My last post was not intended to be a biblical expose on tithing. I am very well aware that there are many beliefs on tithing and I was not trying to make anyone else tithe or even make them believe the way I do. I appreciate the comments, but really they made me feel very ill inside. I feel that my relationship with the Creator of the Universe and His Son, Jesus is so far beyond the milk that we drink when we debate things such as tithing or baptism or such. My salvation is assured no matter what I do. If I tithe or not, I’m 100% positive I will end up with God when I die. I think Jesus is saddened when we spend so much time worrying about the legalism behind every little ‘and’ or ‘thus’ in the Bible. Because He paid the price for my sin, I do not have to worry about any of that. If you don’t believe in tithing, don’t tithe. It’s between you and God, your salvation does not hinge on that issue.
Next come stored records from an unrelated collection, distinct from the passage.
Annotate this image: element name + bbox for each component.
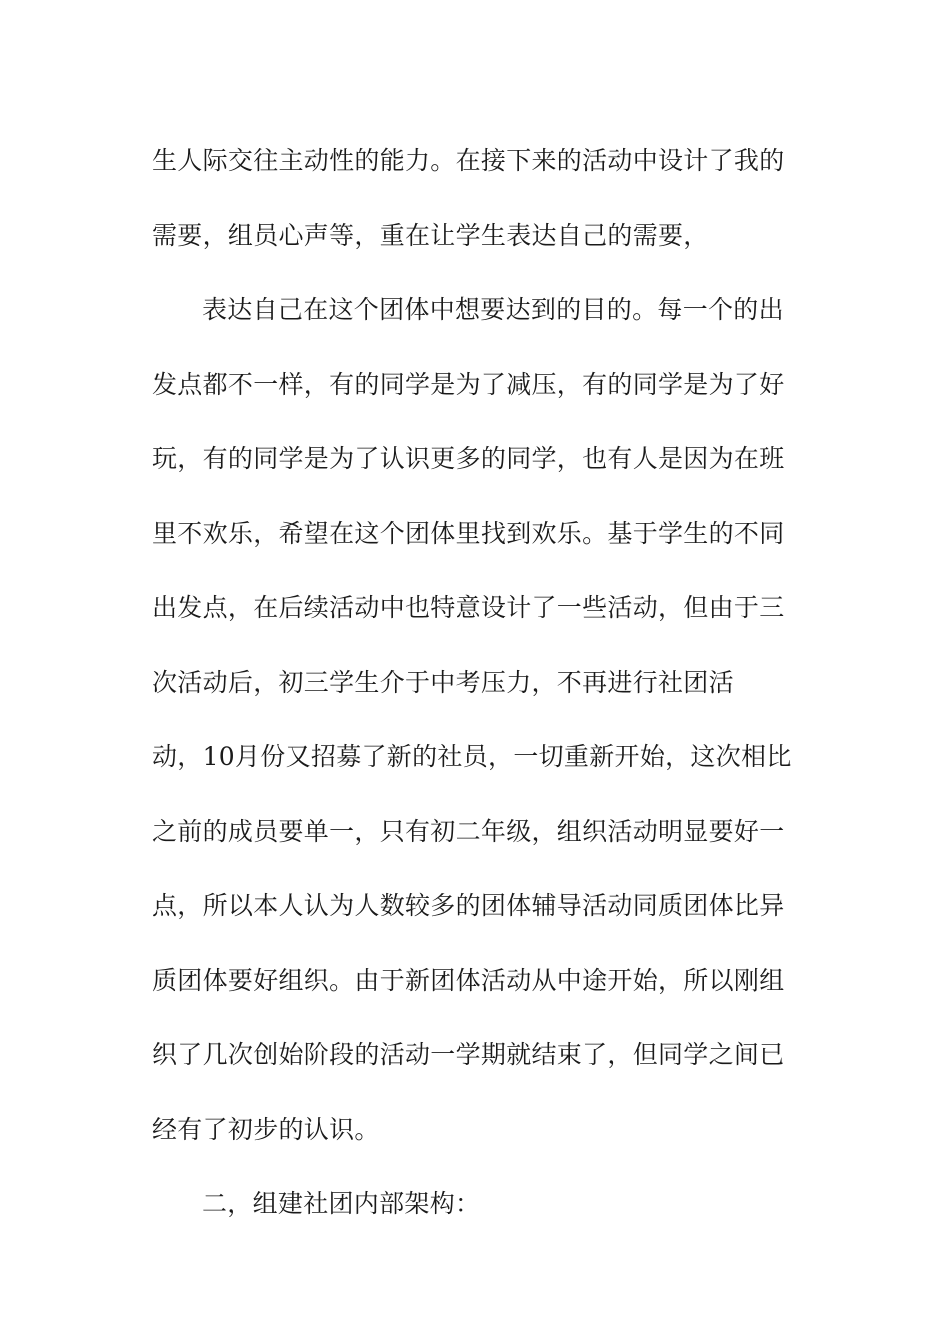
document-body — [152, 124, 802, 1242]
paragraph-line: 里不欢乐，希望在这个团体里找到欢乐。基于学生的不同 — [152, 518, 785, 548]
paragraph-line: 点，所以本人认为人数较多的团体辅导活动同质团体比异 — [152, 891, 785, 920]
paragraph-line: 动，10月份又招募了新的社员，一切重新开始，这次相比 — [152, 742, 792, 771]
paragraph-line: 出发点，在后续活动中也特意设计了一些活动，但由于三 — [152, 593, 785, 622]
section-heading: 二，组建社团内部架构： — [202, 1189, 481, 1218]
paragraph-line: 需要，组员心声等，重在让学生表达自己的需要， — [152, 220, 709, 250]
paragraph-line: 发点都不一样，有的同学是为了减压，有的同学是为了好 — [152, 369, 785, 399]
paragraph-line: 表达自己在这个团体中想要达到的目的。每一个的出 — [202, 295, 784, 324]
paragraph-line: 玩，有的同学是为了认识更多的同学，也有人是因为在班 — [152, 444, 785, 473]
paragraph-line: 质团体要好组织。由于新团体活动从中途开始，所以刚组 — [152, 965, 785, 995]
paragraph-line: 织了几次创始阶段的活动一学期就结束了，但同学之间已 — [152, 1040, 785, 1069]
paragraph-line: 次活动后，初三学生介于中考压力，不再进行社团活 — [152, 667, 734, 697]
paragraph-line: 生人际交往主动性的能力。在接下来的活动中设计了我的 — [152, 146, 785, 175]
paragraph-line: 之前的成员要单一，只有初二年级，组织活动明显要好一 — [152, 816, 785, 846]
paragraph-line: 经有了初步的认识。 — [152, 1114, 380, 1144]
What God wants us to focus on is our intimate love relationship with HIM, not religion and definitely not theology.
I look at my relationship with God like my relationship with my husband. I know without a shadow of a doubt that my husband loves me. Being married is a given. I no longer have to try to woo him or make him mine; he already is. So why would I continually go back to courting and worrying if he likes me and if I said the right thing? What I should be focused on is developing my relationship with him in a deeper and more intimate way. Unfortunately, my relationship with my husband needs improvement. Because I know that he loves me unconditionally, I work on all the other little things in my life that seem so pressing because I know that he will still be there no matter what I do. This is no way to develop an intimate relationship. No quality time is spent growing and learning about each other.
I feel the same about my relationship with God. If I leave Him until the very last, I am too exhausted and my conversations with him consist of dribble. Or if I give Him what is left over after I pay my bills, then there just isn’t any left to give. Just as I don’t want my relationship with my husband to grow cold, I surely don’t want my relationship with God to grow cold. Does a cold relationship mean that I am no longer a Christian or no longer a wife? Absolutely not. Does it mean I am not living my life to the fullest? You bet!
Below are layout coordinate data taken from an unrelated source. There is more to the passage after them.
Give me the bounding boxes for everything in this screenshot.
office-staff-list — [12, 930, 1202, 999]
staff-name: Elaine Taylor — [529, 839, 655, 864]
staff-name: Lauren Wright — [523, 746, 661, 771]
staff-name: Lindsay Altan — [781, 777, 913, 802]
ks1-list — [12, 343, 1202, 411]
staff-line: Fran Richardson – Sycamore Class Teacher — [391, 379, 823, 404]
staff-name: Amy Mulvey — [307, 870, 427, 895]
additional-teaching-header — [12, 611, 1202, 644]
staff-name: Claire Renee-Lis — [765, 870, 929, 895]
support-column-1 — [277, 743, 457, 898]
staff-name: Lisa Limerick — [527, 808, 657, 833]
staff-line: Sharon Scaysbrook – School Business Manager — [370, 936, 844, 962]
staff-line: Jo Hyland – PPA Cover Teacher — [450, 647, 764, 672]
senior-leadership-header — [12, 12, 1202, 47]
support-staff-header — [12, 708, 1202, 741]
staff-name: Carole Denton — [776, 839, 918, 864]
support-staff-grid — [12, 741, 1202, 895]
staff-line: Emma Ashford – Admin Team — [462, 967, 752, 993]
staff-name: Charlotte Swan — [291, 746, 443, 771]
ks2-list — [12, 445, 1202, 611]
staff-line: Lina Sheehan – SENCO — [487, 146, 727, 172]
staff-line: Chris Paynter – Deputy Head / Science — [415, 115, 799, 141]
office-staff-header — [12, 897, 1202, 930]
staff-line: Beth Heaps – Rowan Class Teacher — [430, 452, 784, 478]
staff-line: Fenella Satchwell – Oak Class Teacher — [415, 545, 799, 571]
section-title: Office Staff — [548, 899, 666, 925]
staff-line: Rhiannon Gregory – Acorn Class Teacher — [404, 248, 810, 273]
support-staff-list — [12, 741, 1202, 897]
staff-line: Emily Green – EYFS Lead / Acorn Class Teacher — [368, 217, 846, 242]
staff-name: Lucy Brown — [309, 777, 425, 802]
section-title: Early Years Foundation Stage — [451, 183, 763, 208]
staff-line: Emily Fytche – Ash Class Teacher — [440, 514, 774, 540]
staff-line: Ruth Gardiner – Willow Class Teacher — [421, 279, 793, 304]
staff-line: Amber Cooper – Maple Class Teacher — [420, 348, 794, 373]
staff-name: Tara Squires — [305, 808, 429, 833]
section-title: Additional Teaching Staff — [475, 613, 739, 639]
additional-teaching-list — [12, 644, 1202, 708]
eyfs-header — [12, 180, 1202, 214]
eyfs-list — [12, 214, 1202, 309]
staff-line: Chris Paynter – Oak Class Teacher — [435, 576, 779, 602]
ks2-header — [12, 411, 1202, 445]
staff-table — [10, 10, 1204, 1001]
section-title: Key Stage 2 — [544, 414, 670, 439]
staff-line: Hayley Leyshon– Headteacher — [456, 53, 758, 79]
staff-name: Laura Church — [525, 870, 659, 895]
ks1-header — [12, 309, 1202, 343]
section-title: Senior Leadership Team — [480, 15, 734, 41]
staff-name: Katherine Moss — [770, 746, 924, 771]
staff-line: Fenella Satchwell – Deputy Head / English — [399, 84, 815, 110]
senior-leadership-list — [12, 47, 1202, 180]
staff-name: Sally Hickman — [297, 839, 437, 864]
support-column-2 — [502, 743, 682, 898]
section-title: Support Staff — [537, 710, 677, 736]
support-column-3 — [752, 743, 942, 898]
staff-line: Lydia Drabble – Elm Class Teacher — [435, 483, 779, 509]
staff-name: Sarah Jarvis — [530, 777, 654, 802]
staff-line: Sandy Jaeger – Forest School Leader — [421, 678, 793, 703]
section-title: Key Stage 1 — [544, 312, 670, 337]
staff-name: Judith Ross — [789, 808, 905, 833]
I do agree that tithe is a sticky issue. So-called Christian leaders have definitely exploited the concept. If someone tithes because they feel guilty, then they are doing it for very wrong reasons and are living under legalism, not freedom through grace. I do not live under guilt. When I say that I am robbing God, it is not out of fear that I say it, but out of sadness. I am robbing God of what is His the same way I rob my husband when I do not actively pursue to know him more, or the way I rob my children if I were to plop my butt in front of a movie and only talk to them on commercials. I am still a wife and still a mother, just not the best I can be. I don’t want to be just a Christian, but a friend and lover of God and I will do what I think I need to in order to achieve that.